Owning rental properties is a great way to earn passive income as an entrepreneur, but it takes some time to get started. That’s because, to transform a house or apartment into a rental and reach the point at which you can be a remote landlord, you have to do a lot of labor, including renovations, advertising, and resident screening. It’s a big job.

From Pre-Purchase To Passive Income: Developing Your Real Estate Startup

If you’re trying to make the transition from property purchase to passive income, these 4 steps will help you ready your rentals for hands-off management. Though the initial financial outlay and labor is extensive, rental properties can be a source of income for many years to come.

Spend Smarter

Establishing your rental properties can be an expensive process, so do your homework before you dive into the purchasing and renovation process. One common mistake that new buyers make is purchasing homes that need to be flipped and then pouring more money into that property than they would have if they had just bought a turnkey property in the first place.

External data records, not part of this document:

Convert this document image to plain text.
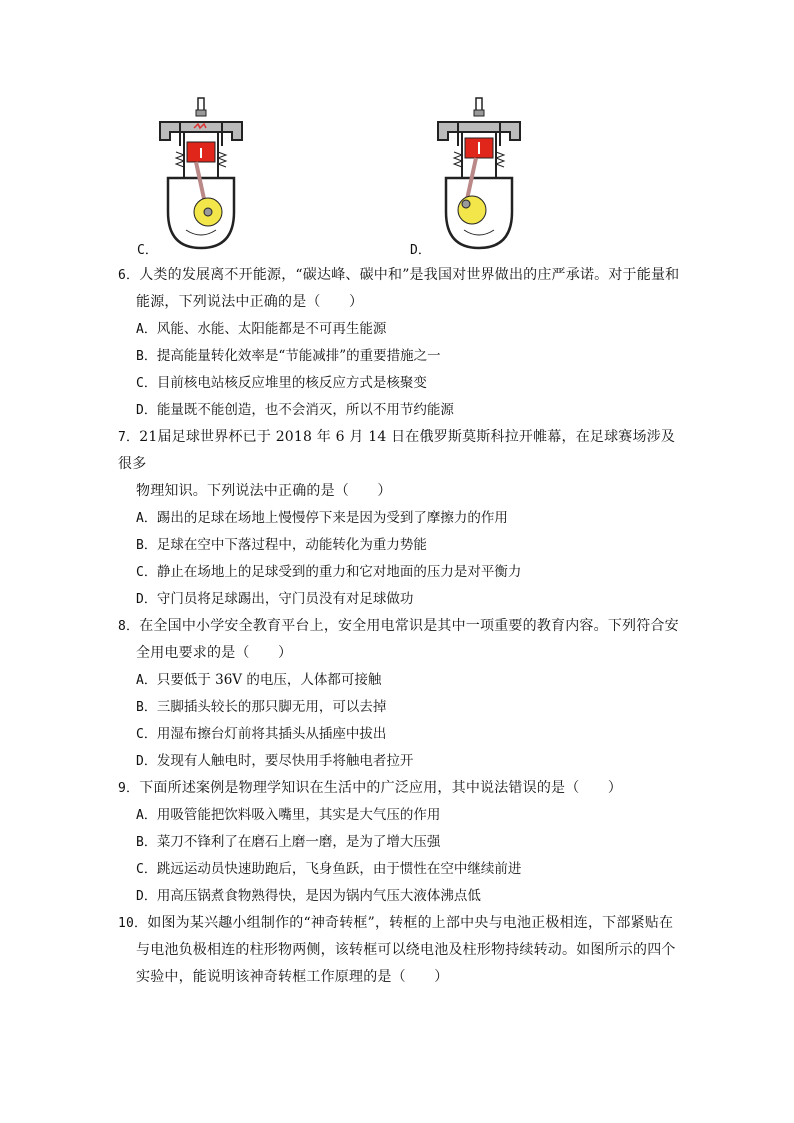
C．	D．

6．人类的发展离不开能源，“碳达峰、碳中和”是我国对世界做出的庄严承诺。对于能量和

能源，下列说法中正确的是（　　）

A．风能、水能、太阳能都是不可再生能源

B．提高能量转化效率是“节能减排”的重要措施之一

C．目前核电站核反应堆里的核反应方式是核聚变

D．能量既不能创造，也不会消灭，所以不用节约能源

7．21届足球世界杯已于 2018 年 6 月 14 日在俄罗斯莫斯科拉开帷幕，在足球赛场涉及很多

物理知识。下列说法中正确的是（　　）

A．踢出的足球在场地上慢慢停下来是因为受到了摩擦力的作用

B．足球在空中下落过程中，动能转化为重力势能

C．静止在场地上的足球受到的重力和它对地面的压力是对平衡力

D．守门员将足球踢出，守门员没有对足球做功

8．在全国中小学安全教育平台上，安全用电常识是其中一项重要的教育内容。下列符合安

全用电要求的是（　　）

A．只要低于 36V 的电压，人体都可接触

B．三脚插头较长的那只脚无用，可以去掉

C．用湿布擦台灯前将其插头从插座中拔出

D．发现有人触电时，要尽快用手将触电者拉开

9．下面所述案例是物理学知识在生活中的广泛应用，其中说法错误的是（　　）

A．用吸管能把饮料吸入嘴里，其实是大气压的作用

B．菜刀不锋利了在磨石上磨一磨，是为了增大压强

C．跳远运动员快速助跑后，飞身鱼跃，由于惯性在空中继续前进

D．用高压锅煮食物熟得快，是因为锅内气压大液体沸点低

10．如图为某兴趣小组制作的“神奇转框”，转框的上部中央与电池正极相连，下部紧贴在

与电池负极相连的柱形物两侧，该转框可以绕电池及柱形物持续转动。如图所示的四个

实验中，能说明该神奇转框工作原理的是（　　）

If you have the skills to renovate an older property inexpensively, then buying an older home may be a great call. After all, turnkey properties are more expensive to begin with – you’re paying top dollar to avoid extra work. On the other hand, if you need to hire a professional to do your renovations, or if your chosen property needs major work such as rewiring or updated plumbing, turnkey properties may ultimately end up being less expensive.

Start Small

Another key to successfully moving from purchase to passive income is starting out small. Though multi-family properties are appealing because they’re often more profitable – even if one apartment is being renovated, another can be occupied – single-family homes are easier to manage for new owners. They also carry a higher marketplace premium.

Once you have a profitable single-family home bringing in income, you can decide how and when to expand. That first property will provide the necessary profit to purchase and prepare subsequent properties, so take the time to establish it properly.

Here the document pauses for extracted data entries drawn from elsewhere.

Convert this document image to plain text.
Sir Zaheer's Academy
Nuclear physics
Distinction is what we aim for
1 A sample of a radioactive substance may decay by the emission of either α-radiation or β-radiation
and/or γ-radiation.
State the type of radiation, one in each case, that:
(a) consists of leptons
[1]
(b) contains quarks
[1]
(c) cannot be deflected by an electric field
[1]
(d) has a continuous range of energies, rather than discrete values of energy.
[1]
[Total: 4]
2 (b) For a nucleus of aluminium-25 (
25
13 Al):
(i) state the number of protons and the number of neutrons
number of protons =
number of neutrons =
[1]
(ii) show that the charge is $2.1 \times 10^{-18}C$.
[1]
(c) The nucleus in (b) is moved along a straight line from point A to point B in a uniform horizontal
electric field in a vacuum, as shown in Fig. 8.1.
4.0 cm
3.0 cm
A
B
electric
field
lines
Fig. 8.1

One alternative to purchasing a single-family home as a starter property is investing in a luxury apartment. This is a good strategy in urban areas where single-family homes are scarce and most people choose to rent. Renting is also undergoing a renaissance among millennials, so you’ll have a significant base to market the property to.

Judge Wisely

The ability to screen and select the best tenants is vital to successful property management, but it doesn’t come naturally. And though a background check and references can tell you a lot about a potential tenant, often it’s only real vigilance that allows you to differentiate quality renters from troublemakers.

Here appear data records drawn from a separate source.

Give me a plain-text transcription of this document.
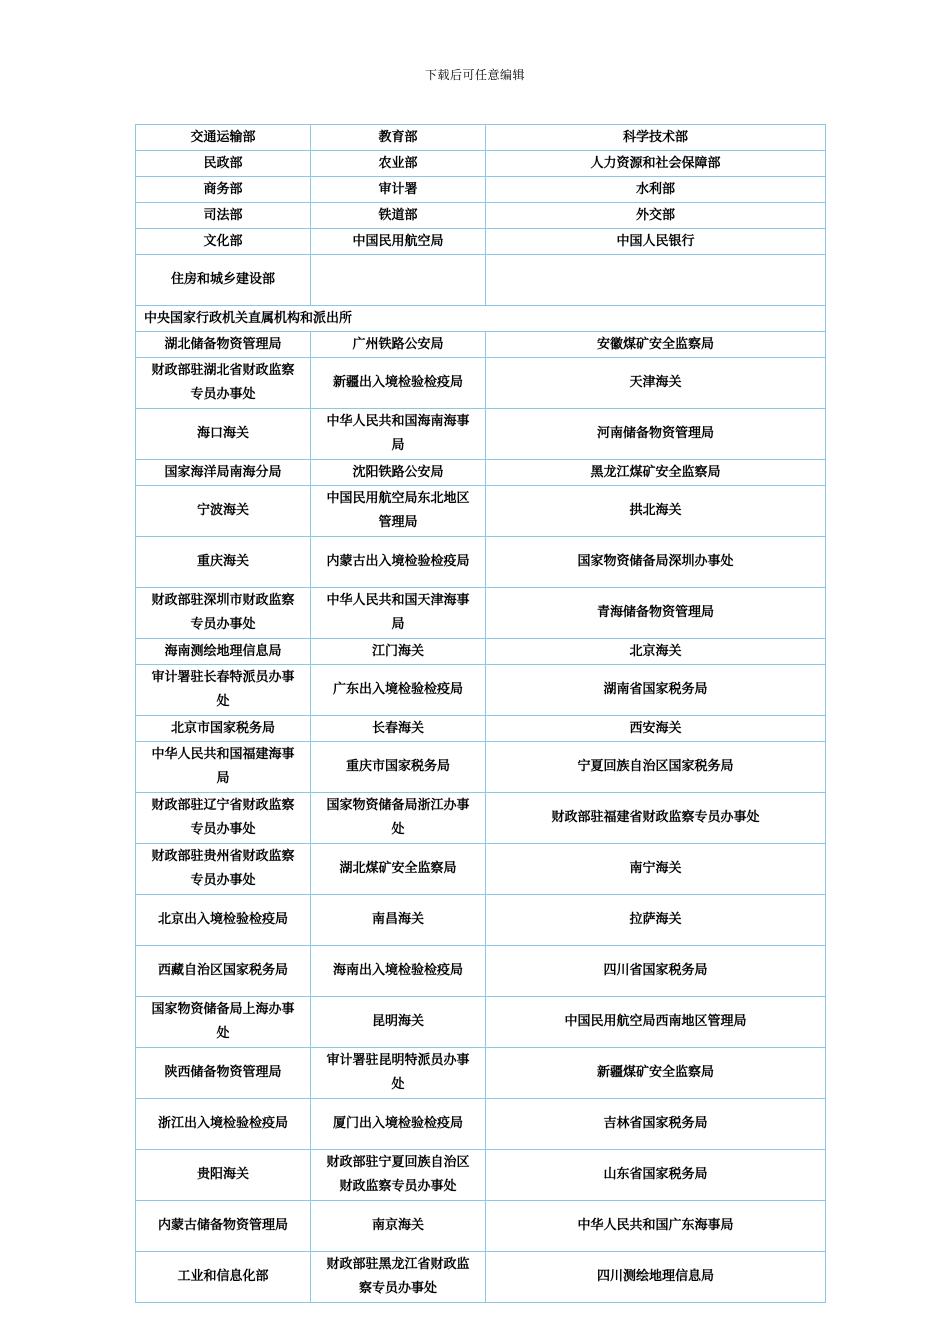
下载后可任意编辑
交通运输部	教育部	科学技术部
民政部	农业部	人力资源和社会保障部
商务部	审计署	水利部
司法部	铁道部	外交部
文化部	中国民用航空局	中国人民银行
住房和城乡建设部		
中央国家行政机关直属机构和派出所		
湖北储备物资管理局	广州铁路公安局	安徽煤矿安全监察局
财政部驻湖北省财政监察专员办事处	新疆出入境检验检疫局	天津海关
海口海关	中华人民共和国海南海事局	河南储备物资管理局
国家海洋局南海分局	沈阳铁路公安局	黑龙江煤矿安全监察局
宁波海关	中国民用航空局东北地区管理局	拱北海关
重庆海关	内蒙古出入境检验检疫局	国家物资储备局深圳办事处
财政部驻深圳市财政监察专员办事处	中华人民共和国天津海事局	青海储备物资管理局
海南测绘地理信息局	江门海关	北京海关
审计署驻长春特派员办事处	广东出入境检验检疫局	湖南省国家税务局
北京市国家税务局	长春海关	西安海关
中华人民共和国福建海事局	重庆市国家税务局	宁夏回族自治区国家税务局
财政部驻辽宁省财政监察专员办事处	国家物资储备局浙江办事处	财政部驻福建省财政监察专员办事处
财政部驻贵州省财政监察专员办事处	湖北煤矿安全监察局	南宁海关
北京出入境检验检疫局	南昌海关	拉萨海关
西藏自治区国家税务局	海南出入境检验检疫局	四川省国家税务局
国家物资储备局上海办事处	昆明海关	中国民用航空局西南地区管理局
陕西储备物资管理局	审计署驻昆明特派员办事处	新疆煤矿安全监察局
浙江出入境检验检疫局	厦门出入境检验检疫局	吉林省国家税务局
贵阳海关	财政部驻宁夏回族自治区财政监察专员办事处	山东省国家税务局
内蒙古储备物资管理局	南京海关	中华人民共和国广东海事局
工业和信息化部	财政部驻黑龙江省财政监察专员办事处	四川测绘地理信息局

As you work to master the tenant selection process, make a point of regularly inspecting the property. Problem tenants can quickly destroy a residence, staining and marking up surfaces, punching holes in the wall, or even rewiring the electricity – just ask any experienced landlord. Good tenants, on the other hand, maintain a balance between making themselves at home and respecting the fact that they don’t own the property.

Stepping Back

Once you have trustworthy tenants in place, it’s finally time to take a step back and enjoy the passive income. Sure, you’ll have to be on call for emergencies like a broken water heater or a leaky ceiling, but by and large, you’ll be able to act as landlord from anywhere. You can even bring a property management company on board to handle maintenance calls and other crises; this can be especially valuable as your holdings grow.

There will always be intervals where, as a landlord, you need to step up and take on a greater role in property acquisition, renovation, and management, but once you have tenants you trust in place, the work is mostly hands-off, while being quite profitable. You just have to have patience in the early months (or even years). We promise, it will pay off.